O problema é que o dispositivo foi incluído num texto sobre parcelamento de dívidas de IPTU e ISS, para quem tinha débitos com o Fisco municipal até dezembro de 2013. O Programa de Parcelamento Incentivado foi apresentado pela prefeitura, mas o substitutivo aprovado na Câmara Municipal colocou como facultativa a presença de um funcionário nos ônibus, além do motorista.

A norma já estava suspensa desde 2015 por decisão liminar, após ação movida pelo sindicato que representa trabalhadores do setor de transporte. O procurador-geral do município, Robinson Sakiyama Barreirinhas, defendeu a validade do texto integral. Em sustentação oral, disse que exigir cobradores em ônibus onera o Poder Público em mais de R$ 1 bilhão por ano.

Já o desembargador Péricles Piza, relator do caso, concluiu que a inclusão da regra feriu competência privativa do Executivo e constituiu uma “grave ofensa” ao tratar de tema sem relação com questões fiscais, e sem participação popular na discussão da regra.

O procurador-geral do município também afirmou que a obrigatoriedade da categoria não faria sentido, já que 90% dos usuários de ônibus usam bilhete eletrônico — seria o mesmo que manter um chapeleiro no Tribunal de Justiça, comparou.

Para o presidente do tribunal, Paulo Dimas Mascaretti, a justificativa é equivocada porque ignora os 10% dos usuários que ainda usam dinheiro para as passagens. A decisão foi unânime, e o acórdão ainda não foi publicado.

Discussão no STF
O prefeito Fernando Haddad (PT) chegou a levar o caso ao Supremo Tribunal Federal, no ano passado, tentando derrubar a liminar em vigor até então.
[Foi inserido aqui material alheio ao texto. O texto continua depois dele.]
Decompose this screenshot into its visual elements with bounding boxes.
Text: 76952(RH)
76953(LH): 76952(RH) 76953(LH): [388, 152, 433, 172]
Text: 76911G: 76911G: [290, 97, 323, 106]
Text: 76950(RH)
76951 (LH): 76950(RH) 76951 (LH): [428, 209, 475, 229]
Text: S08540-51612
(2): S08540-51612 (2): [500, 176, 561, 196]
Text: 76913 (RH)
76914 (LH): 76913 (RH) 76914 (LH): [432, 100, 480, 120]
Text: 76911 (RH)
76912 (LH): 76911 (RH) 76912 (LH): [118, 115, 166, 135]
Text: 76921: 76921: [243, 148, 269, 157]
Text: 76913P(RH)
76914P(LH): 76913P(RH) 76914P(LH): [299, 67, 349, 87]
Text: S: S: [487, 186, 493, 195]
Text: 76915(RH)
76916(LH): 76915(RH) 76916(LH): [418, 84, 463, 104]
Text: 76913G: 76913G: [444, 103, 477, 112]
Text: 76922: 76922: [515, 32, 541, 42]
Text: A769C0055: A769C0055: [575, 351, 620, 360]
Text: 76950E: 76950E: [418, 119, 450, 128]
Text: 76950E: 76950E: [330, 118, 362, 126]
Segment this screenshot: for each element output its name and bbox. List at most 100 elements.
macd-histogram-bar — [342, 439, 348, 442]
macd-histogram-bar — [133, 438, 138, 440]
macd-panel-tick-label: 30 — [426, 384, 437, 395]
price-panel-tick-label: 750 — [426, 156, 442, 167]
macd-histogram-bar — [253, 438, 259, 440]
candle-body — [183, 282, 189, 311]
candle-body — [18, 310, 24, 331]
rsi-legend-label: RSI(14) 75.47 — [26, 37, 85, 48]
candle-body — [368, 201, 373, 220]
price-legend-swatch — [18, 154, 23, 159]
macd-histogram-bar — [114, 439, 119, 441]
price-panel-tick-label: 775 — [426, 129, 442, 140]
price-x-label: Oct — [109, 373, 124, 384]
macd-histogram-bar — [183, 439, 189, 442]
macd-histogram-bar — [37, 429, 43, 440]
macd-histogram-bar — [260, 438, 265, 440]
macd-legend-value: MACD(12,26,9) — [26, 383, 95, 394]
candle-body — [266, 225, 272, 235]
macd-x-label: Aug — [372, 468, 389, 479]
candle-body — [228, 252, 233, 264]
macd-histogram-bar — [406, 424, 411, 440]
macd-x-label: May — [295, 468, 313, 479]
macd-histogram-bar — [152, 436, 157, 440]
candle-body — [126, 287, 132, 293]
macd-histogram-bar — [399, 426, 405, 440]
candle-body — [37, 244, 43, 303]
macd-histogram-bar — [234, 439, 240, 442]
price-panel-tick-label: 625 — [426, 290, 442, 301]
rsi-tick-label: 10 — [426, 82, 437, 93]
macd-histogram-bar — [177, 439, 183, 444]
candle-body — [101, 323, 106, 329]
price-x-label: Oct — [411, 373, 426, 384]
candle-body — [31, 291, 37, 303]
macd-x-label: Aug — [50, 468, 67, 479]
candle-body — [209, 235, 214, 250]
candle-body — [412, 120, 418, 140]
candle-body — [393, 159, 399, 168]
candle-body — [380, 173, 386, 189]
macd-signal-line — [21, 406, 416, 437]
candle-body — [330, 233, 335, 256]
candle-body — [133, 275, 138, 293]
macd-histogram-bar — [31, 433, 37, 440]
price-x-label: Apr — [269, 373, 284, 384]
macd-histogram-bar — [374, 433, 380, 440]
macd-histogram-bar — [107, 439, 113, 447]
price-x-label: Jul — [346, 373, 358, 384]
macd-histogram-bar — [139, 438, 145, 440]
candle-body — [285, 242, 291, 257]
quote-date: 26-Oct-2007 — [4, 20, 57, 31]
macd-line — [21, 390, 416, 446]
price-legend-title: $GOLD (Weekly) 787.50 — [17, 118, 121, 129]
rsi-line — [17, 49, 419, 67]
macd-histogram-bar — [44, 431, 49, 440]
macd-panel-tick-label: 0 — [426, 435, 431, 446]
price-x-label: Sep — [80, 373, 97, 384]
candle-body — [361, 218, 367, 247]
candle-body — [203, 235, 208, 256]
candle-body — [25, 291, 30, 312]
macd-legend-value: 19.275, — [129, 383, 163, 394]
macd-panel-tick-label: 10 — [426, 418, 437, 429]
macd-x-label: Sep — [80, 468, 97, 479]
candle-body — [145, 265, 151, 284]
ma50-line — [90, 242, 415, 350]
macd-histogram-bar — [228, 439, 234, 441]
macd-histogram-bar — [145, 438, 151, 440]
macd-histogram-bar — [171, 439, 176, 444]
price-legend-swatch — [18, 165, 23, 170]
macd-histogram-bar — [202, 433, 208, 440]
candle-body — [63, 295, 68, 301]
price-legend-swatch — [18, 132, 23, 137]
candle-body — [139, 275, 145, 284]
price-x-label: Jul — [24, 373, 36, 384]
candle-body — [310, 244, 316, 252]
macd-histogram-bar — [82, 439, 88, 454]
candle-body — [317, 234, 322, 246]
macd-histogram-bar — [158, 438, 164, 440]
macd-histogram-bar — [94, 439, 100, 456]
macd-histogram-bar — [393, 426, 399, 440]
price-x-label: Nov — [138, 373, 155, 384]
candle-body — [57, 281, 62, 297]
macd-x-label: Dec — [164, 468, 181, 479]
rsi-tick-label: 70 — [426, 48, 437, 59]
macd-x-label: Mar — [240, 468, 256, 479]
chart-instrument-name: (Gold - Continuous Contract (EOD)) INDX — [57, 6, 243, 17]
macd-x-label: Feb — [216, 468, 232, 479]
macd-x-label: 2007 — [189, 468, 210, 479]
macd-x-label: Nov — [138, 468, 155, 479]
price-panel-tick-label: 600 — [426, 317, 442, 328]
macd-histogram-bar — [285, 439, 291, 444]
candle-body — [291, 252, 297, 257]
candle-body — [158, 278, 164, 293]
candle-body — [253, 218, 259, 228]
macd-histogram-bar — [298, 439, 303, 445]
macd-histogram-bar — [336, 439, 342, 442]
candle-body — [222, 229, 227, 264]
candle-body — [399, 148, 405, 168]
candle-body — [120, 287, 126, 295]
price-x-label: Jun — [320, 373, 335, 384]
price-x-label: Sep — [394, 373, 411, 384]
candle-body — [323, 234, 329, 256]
Mas o ministro Gilmar Mendes, relator, concluiu que o julgamento deveria ser feito pelo tribunal de origem, porque a decisão questionada não representava pronunciamento definitivo sobre a controvérsia.

Em 2015, o STF concluiu que o “contrabando legislativo” — os chamados jabutis — em medidas provisórias não representa mera inobservância de forma, mas um procedimento antidemocrático, pois retira do debate legislativo a discussão sobre normas que irão regular a vida em sociedade (ADI 5.127). 

Vereadores da capital paulista já se articulavam para restabelecer a obrigatoriedade dos cobradores, com o Projeto de Lei 25/2015, aprovado em primeira votação em setembro.